Flipkart was in one shot catapulted to the top tier of privately held internet ventures globally, comprising superstars like taxi-hailing smartphone app Uber, Airbnb, Dropbox and Pinterest. From then till now, the Bangalore-based e-tailer has had a cascading effect on the overall funding boom in India as a flag-bearer of the country’s startup revolution. So when tech news portal The Information broke the news on Friday that Flipkart has lost 27% of its present $15-billion valuation, according to filings made by a mutual fund managed by one of its investors, Morgan Stanley, the clear and present danger of sharp corrections impacting other high-flying startups hit home harshly. Flipkart did not offer any comments to TOI on Morgan Stanley slashing its valuation.
“This is very significant as it’s the first such public readjustment among the Indian unicorns (privately held startups valued at $1 billion or more). Companies with lofty valuation tags which have no revenue model, forget positive unit economics, would see corrections in the range of 50% or more going forward,” says an investor in many of the big-ticket consumer internet companies who did not want to be named.
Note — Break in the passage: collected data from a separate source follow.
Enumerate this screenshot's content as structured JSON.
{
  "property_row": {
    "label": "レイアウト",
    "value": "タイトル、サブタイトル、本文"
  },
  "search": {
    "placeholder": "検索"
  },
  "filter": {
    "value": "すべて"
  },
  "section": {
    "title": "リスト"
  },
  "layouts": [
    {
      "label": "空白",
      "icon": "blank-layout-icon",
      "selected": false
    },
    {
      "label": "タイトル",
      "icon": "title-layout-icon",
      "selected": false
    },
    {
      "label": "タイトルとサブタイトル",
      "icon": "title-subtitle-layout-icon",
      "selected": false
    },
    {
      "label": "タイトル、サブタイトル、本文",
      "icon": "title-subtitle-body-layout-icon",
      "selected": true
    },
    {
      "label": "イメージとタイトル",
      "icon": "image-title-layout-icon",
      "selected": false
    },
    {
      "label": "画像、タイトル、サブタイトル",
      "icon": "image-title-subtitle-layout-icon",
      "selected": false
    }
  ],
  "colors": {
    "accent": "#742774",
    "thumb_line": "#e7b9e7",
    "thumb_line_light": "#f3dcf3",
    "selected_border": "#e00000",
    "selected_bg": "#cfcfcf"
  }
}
Having already scooped up $3.1 billion from myriad investors, Flipkart is currently looking to raise fresh funds to the tune of $1 billion but will find it tough to do so at the $15-billion valuation mark. A dogged rival in Amazon, a new CEO in Binny Bansal (Sachin Bansal stepped down from the post in January), a continuous top-level exodus in the past year, and its inability to expand successfully beyond the commerce business, are now being factored in while determining the value of the company founded in 2007 by the two Bansals who are unrelated.